Reconsidering the protest law, which has sent many to prison, has been repeatedly demanded by politicians and rights activists, who state that it runs counter to the right to freedom of expression granted in the constitution.
The law, in effect since Nov.25, 2013, requires police approval before launching a protest. Accordingly, it has received huge condemnation for its curbing to constitutional rights of freedom of expression.
Scheduled to convene Jan. 10, the newly elected parliament will be tasked with reviewing laws issued under President Abdel Fatah al-Sisi and his predecessor Adly Mansour within its first 15 days.
During his interview with Yahdoth Fi Masr TV Show on MBC Masr channel, Agaty said that among the laws issued during the past three years, there are 93 decrees that need to be considered by the parliament during the determined period, or else they “will be annulled and their consequential impacts cancelled.”

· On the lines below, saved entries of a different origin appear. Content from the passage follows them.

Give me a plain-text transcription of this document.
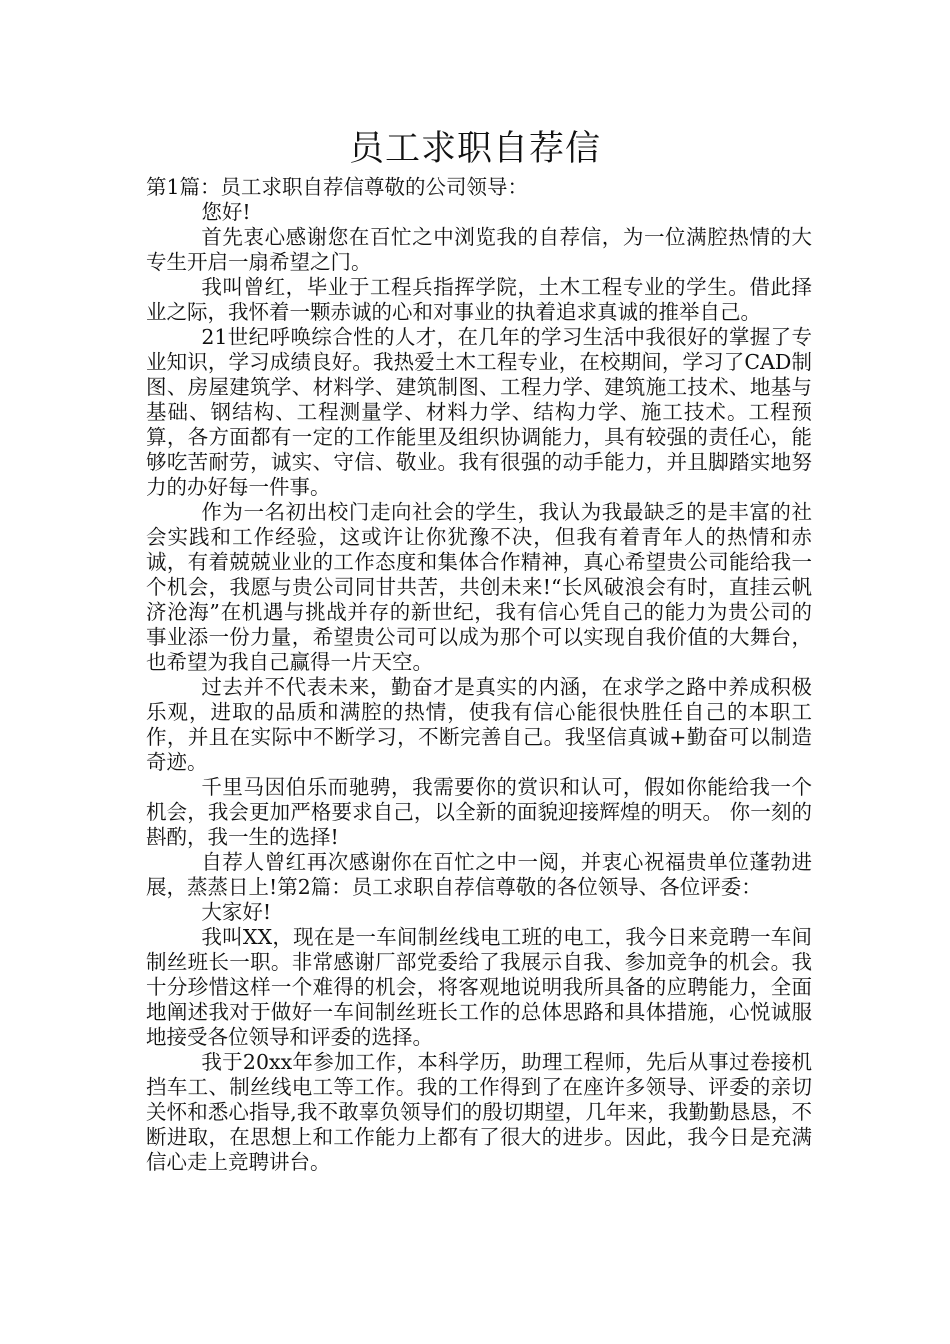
员工求职自荐信

第1篇：员工求职自荐信尊敬的公司领导：

您好!

首先衷心感谢您在百忙之中浏览我的自荐信，为一位满腔热情的大专生开启一扇希望之门。

我叫曾红，毕业于工程兵指挥学院，土木工程专业的学生。借此择业之际，我怀着一颗赤诚的心和对事业的执着追求真诚的推举自己。

21世纪呼唤综合性的人才，在几年的学习生活中我很好的掌握了专业知识，学习成绩良好。我热爱土木工程专业，在校期间，学习了CAD制图、房屋建筑学、材料学、建筑制图、工程力学、建筑施工技术、地基与基础、钢结构、工程测量学、材料力学、结构力学、施工技术。工程预算，各方面都有一定的工作能里及组织协调能力，具有较强的责任心，能够吃苦耐劳，诚实、守信、敬业。我有很强的动手能力，并且脚踏实地努力的办好每一件事。

作为一名初出校门走向社会的学生，我认为我最缺乏的是丰富的社会实践和工作经验，这或许让你犹豫不决，但我有着青年人的热情和赤诚，有着兢兢业业的工作态度和集体合作精神，真心希望贵公司能给我一个机会，我愿与贵公司同甘共苦，共创未来!“长风破浪会有时，直挂云帆济沧海”在机遇与挑战并存的新世纪，我有信心凭自己的能力为贵公司的事业添一份力量，希望贵公司可以成为那个可以实现自我价值的大舞台，也希望为我自己赢得一片天空。

过去并不代表未来，勤奋才是真实的内涵，在求学之路中养成积极乐观，进取的品质和满腔的热情，使我有信心能很快胜任自己的本职工作，并且在实际中不断学习，不断完善自己。我坚信真诚+勤奋可以制造奇迹。

千里马因伯乐而驰骋，我需要你的赏识和认可，假如你能给我一个机会，我会更加严格要求自己，以全新的面貌迎接辉煌的明天。 你一刻的斟酌，我一生的选择!

自荐人曾红再次感谢你在百忙之中一阅，并衷心祝福贵单位蓬勃进展，蒸蒸日上!第2篇：员工求职自荐信尊敬的各位领导、各位评委：

大家好!

我叫XX，现在是一车间制丝线电工班的电工，我今日来竞聘一车间制丝班长一职。非常感谢厂部党委给了我展示自我、参加竞争的机会。我十分珍惜这样一个难得的机会，将客观地说明我所具备的应聘能力，全面地阐述我对于做好一车间制丝班长工作的总体思路和具体措施，心悦诚服地接受各位领导和评委的选择。

我于20xx年参加工作，本科学历，助理工程师，先后从事过卷接机挡车工、制丝线电工等工作。我的工作得到了在座许多领导、评委的亲切关怀和悉心指导,我不敢辜负领导们的殷切期望，几年来，我勤勤恳恳，不断进取，在思想上和工作能力上都有了很大的进步。因此，我今日是充满信心走上竞聘讲台。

Agaty said that the procedure is mandatory; however he referred to the Constitutional Court’s opinion, which sees that it is not a necessity to present the laws before the parliament.
But for Agaty and the Cabinet, they see that “to be in the safe side,” all laws should be discussed by the elected parliament “whether they were issued before or after having a constitution,” added Agaty.
All the laws will be distributed on the committees of the parliament for consideration, he further explained.
Egypt has not had a parliament since June 2012, after the Islamist-dominated People’s Assembly was dissolved per a court order about six months after its election.
During this gap, many laws were issued, approved by the government and reviewed by the legislation department at the State Affairs Council; however, Agaty said, “the legislative power remains in hands of the parliament, which can amend or cancel laws.”
Among the to-be-revised laws are: the anti-terrorism law, presidential elections law, parliament elections law and Exercise of Political Rights law, Agaty said.
Among dozens convicted upon the law’s provisions is the prominent political activist and blogger Alaa Abdel Fatah, who is currently serving a five-year sentence on charges that include breaching of the law.
Abdel Fatah’s younger sister, Sanaa Seif along with the Rights defender Yara Sallam were among a recent batch of 100 pardoned detainees, after both were sentenced to two years in prison for illegal protesting.